IN BULGARIA, INGENIOUS COUNTERFEITERS STAY ONE STEP AHEAD OF THE LAW

Views on BG | September 1, 2002, Sunday // 00:00

By WILLIAM J. KOLE
AP

Benjamin Franklin never looked so good.

His jowls are missing some wrinkles, his smirk is Mona Lisa sly and sexy, and he's sporting a Kirk Douglas dimple on his chin. At least that's how he appears on the dlrs 100 bill on Rumyan Chobanov's desk.

It's a fake, but few would notice. The engraving is crisp, the paper feels convincing to the touch, and the note sports enough watermarks and other security features to pass for the real thing at a grocery store in Detroit or Des Moines.

"It's really not that well-made, but an American citizen would probably accept such a bank note," said Chobanov, chief teller at Bulgaria's central bank and an expert on counterfeiting.

In this knockoff republic - a Balkan bargain basement where you can sniff out a dlrs 150 bottle of Chanel No. 5 for dlrs 35 or snag a pirate copy of Eminem' s latest CD for dlrs 3.50 - bogus bills have become Bulgaria's claim to fame.

Now that the European Union's common currency is in circulation, shadowy counterfeiters who've managed to stay one step ahead of technology and the law have added 100-euro notes to their bag of tricks.

Interpol and the Secret Service contend the dlrs 100 notes rival those that roll off the presses at the U.S. Treasury.

Bulgarian officials deny the bills are anywhere near flawless, but concede they're good enough to fool ultraviolet light detectors, protection pens and other devices - and swindle tens of thousands of unsuspecting consumers worldwide.

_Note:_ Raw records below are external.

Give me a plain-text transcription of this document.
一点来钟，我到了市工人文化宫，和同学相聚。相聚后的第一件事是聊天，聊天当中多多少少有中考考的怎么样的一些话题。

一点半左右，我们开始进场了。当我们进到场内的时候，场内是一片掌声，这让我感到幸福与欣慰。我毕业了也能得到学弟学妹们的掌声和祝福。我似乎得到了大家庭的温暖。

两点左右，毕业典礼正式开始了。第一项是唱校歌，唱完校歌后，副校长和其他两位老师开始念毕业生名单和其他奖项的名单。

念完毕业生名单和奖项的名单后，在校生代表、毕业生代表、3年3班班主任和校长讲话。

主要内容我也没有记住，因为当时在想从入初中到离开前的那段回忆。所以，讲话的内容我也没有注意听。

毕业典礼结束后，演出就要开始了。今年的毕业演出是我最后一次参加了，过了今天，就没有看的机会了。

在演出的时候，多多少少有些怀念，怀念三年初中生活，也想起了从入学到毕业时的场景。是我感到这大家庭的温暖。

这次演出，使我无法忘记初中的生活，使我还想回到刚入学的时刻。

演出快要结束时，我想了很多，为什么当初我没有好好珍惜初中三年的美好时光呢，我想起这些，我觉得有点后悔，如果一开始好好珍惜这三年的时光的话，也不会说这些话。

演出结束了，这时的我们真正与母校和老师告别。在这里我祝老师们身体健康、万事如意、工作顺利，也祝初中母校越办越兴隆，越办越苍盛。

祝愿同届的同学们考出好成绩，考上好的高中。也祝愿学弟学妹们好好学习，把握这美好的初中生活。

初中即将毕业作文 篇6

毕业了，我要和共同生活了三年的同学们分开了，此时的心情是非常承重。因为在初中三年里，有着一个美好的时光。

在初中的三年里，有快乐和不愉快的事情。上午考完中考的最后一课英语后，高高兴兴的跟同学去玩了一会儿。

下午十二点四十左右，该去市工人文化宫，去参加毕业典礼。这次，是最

"We cannot take off our gloves," said Col. Rumen Milanov, who heads Bulgaria's National Service for Combating Organized Crime. "It's a very closed and secretive society. These criminals are highly skilled and practically invisible."

Police recently raided several clandestine counterfeiting operations in Sofia and in the Black Sea resort town of Varna, arresting 18 suspects and seizing computers, printing presses and more than dlrs 1.4 million in bogus U.S. and euro bills.

But despite the launch of a new anti-crime task force and the largest crackdown on organized crime since Bulgaria shook off communism in 1989, dozens of counterfeiters are eluding authorities preoccupied with drug traffickers and human smugglers - and with policing their own ranks. Over the past few weeks, 140 officers have been fired for alleged involvement in crime, the Interior Ministry says.

Experts say Bulgarian bill-makers work from remote garages and barns to churn out notes of varying quality, using everything from sophisticated high-pressure presses to household PCs, photo copiers, laser printers and simple fountain pens.

"There are a lot of Bulgarians doing this," said Ivan Bakalov, a free-lance journalist who has written extensively about counterfeiting.

"There's a significant amount of counterfeit money produced here, but it's of relatively low quality," he said. "The equipment needed to make the very best forgeries is almost impossible to obtain. It's easier to get a nuclear weapon than this kind of machine."

That hasn't stopped the fake bills from circulating worldwide.

In August, Greek authorities seized more than dlrs 200,000 in made-in-Bulgaria dlrs 100s. Earlier this year, Wisconsin police arrested a Bulgarian exchange student for allegedly circulating bogus dlrs 100s, and a Bulgarian-born Canadian pleaded guilty to possessing fakes in Maryland in 1999.

The Bulgarians themselves, who've been exposed to funny money ever since bogus coins bearing Alexander the Great's likeness first jingled in the pockets of tunics, are the least likely to be swindled.

Shopkeepers and ordinary citizens, operating in a cash society where credit cards still are not widely used, seem to know instinctively when they've been handed a fake.

"I touch them and feel that something's wrong," said Dora Vidanova, who changes money from a kiosk on one of Sofia's bustling boulevards.

This in a poor country where the ink from an acquaintance's crudely printed business card is apt to rub off on your palm, and where people joke that Bulgarian children are beautiful "because they're the only things we don't make with our hands."

Although Bulgaria is considered a major counterfeiting center, it's not the only country churning out forgeries.

High-quality fakes long have come out of the Arab world, and Colombia, where counterfeiters have perfected a unique technique - bleaching dlrs 1 bills and reprinting them as dlrs 100s - also has emerged as a major player.

But the Bulgarians' ambitious expansion into euro notes has raised the stakes in the war on counterfeiting.

"The dollar is still world money, and that's why the largest producers have focused on it for so long," said Bakalov, the journalist. "Now that the euro is the second-biggest world currency, they'll be concentrating on those more and more."

Milanov, whose investigators work closely with the Secret Service, said the U.S. agency's database is stuffed with examples of Bulgarian knockoff notes.

"We have our informants, but it's not easy to infiltrate these gangs," he said. "Our challenge is to catch them in the act."